Kim is frightened of flying and so his voyage has been conducted by a specially kitted-out bullet-proof train. The somewhat paranoid dictator preferred that curious Russians didn’t get too close, and so “Residents by the Bureya rail station, nearly 2000 miles along the Trans-Siberian railway, were told not to use their cars, stay in their houses and not look out the window as his armored train arrived,” The Daily Telegraph reported. The crowd of enthusiastic flag-wavers that greeted the Dear Leader, as seen in this video, were probably security service offers, “yanked from their summer vacations by the welcoming committee to pose as regular locals,” said The Moscow Times. So far, so stage-managed. But was the real purpose of Kim’s trip?

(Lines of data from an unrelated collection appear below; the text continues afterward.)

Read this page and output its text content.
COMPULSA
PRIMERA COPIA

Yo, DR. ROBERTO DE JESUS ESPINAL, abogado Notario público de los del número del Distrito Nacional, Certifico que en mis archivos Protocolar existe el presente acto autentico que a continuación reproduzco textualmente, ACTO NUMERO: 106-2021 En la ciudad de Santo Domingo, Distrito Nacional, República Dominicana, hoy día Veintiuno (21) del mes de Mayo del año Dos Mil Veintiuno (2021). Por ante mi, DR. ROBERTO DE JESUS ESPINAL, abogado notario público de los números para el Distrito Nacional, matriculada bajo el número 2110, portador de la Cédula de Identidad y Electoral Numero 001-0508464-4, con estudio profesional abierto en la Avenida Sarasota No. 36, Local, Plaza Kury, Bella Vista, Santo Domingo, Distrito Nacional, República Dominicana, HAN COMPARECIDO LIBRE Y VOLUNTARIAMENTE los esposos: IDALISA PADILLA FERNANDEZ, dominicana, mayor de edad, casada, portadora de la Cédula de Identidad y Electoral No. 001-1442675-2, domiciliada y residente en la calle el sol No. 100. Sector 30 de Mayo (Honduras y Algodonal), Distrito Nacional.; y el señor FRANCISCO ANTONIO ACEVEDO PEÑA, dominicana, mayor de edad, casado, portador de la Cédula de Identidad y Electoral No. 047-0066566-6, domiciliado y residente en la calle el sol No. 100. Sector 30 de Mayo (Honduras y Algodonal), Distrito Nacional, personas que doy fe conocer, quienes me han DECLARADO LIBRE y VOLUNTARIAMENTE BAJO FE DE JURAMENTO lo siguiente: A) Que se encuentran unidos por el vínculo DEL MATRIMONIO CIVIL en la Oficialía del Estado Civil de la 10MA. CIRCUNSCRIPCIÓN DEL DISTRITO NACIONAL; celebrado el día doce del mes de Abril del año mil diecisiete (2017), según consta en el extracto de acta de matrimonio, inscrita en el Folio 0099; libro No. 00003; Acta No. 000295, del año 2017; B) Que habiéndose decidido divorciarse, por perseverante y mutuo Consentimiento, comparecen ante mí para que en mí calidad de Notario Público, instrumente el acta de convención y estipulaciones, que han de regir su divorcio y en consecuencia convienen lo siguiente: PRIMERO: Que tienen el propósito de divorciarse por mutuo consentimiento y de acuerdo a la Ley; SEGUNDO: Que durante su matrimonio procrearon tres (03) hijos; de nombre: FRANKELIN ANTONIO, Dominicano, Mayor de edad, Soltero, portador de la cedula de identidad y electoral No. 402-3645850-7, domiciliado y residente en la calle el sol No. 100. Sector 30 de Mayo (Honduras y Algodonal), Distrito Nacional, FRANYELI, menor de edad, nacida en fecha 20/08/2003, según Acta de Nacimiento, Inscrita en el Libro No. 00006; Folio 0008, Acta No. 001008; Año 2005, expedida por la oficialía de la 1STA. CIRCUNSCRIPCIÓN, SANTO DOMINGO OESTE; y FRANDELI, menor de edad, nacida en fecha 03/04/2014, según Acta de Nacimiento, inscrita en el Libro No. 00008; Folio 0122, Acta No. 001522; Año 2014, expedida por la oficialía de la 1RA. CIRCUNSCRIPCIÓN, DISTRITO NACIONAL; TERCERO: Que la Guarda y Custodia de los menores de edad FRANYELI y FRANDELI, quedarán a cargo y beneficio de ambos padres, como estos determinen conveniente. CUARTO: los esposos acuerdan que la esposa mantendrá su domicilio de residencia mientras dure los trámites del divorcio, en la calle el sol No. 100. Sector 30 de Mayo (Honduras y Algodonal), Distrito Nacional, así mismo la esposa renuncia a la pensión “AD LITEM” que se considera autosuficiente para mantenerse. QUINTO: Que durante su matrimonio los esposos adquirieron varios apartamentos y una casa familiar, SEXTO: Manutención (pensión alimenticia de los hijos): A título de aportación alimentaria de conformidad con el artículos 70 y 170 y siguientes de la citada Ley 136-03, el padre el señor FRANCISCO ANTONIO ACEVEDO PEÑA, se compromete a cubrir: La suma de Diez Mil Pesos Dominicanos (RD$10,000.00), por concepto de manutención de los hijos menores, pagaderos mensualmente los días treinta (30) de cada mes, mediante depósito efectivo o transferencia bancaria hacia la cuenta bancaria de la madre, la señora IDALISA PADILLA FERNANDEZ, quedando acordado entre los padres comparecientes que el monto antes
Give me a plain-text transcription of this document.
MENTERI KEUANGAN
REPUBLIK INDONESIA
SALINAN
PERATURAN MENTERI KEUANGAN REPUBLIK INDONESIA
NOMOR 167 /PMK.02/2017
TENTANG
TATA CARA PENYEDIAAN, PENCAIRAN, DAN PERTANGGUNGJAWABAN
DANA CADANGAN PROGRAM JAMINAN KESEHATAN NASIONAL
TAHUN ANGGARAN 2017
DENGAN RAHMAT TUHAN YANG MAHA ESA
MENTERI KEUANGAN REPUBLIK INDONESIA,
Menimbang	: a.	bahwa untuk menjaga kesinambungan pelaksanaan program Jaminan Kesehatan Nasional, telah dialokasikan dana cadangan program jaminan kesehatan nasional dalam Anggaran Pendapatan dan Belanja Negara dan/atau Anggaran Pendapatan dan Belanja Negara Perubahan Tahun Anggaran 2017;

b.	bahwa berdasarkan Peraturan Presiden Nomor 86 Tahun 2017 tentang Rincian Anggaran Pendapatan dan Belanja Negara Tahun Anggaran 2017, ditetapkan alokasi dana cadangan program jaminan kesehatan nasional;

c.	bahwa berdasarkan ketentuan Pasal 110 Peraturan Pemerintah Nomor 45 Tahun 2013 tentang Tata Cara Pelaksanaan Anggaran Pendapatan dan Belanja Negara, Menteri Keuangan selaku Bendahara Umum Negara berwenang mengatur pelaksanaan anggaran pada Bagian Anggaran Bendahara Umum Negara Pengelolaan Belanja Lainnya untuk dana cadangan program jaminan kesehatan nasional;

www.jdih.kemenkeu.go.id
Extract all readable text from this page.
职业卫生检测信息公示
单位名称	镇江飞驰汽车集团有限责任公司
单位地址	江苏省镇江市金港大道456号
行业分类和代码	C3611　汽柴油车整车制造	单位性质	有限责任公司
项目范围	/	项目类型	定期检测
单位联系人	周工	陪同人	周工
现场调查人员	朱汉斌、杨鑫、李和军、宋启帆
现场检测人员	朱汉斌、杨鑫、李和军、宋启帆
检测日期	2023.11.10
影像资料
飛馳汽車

- Diplomacy, North Korean-style. Few details of Kim’s itinerary in Siberia have been released, but as The Financial Times suggested, it’s likely that one reason for his journey is “an attempt to reintegrate himself into the diplomatic fold after international condemnation over two attacks against South Korea last year.” Specifically, a Russian spokeswoman confirmed that Kim and Medvedev discussed the resumption of six-party talks on nuclear disarmament with China, Japan, the US and South Korea. However, Kim’s insistence that North Korea be allowed to enter talks “without preconditions” – i.e., without making any firm commitment to denuclearisation – is “unnacceptable to Washington, Seoul and Tokoy,” said The Financial Times. But beyond these discussions, the most interesting topic of conversation seems to have been a potential Russian gas pipeline running via North Korea into its hated neighbour to the south. According to Aidan Foster-Carter, North Korean expert writing at Asia Times Online, the idea for this pipeline “has been around for over 20 years.” And while its construction may have been politically unthinkable for much of that period, these days “energy infrastructure is about as unthreatening as it gets. All Pyongyang has to do is sit there and collect a fat rent. Or if it gets bored, turn the tap off for a bit – just for a laugh.” Joking aside, Foster-Carter believes that the pipeline will be built, and that this is “a game-changer,” because it will simultaneously bring North Korea back into the diplomatic fold and give them a degree of influence over South Korea, which desperately needs the power. “This won’t solve North Korea’s problems, let alone the North Korea problem,” wrote Foster-Carter. “But yet again Kim Jong-il looks to have won a new lease of life. You have to admire the old poker player.”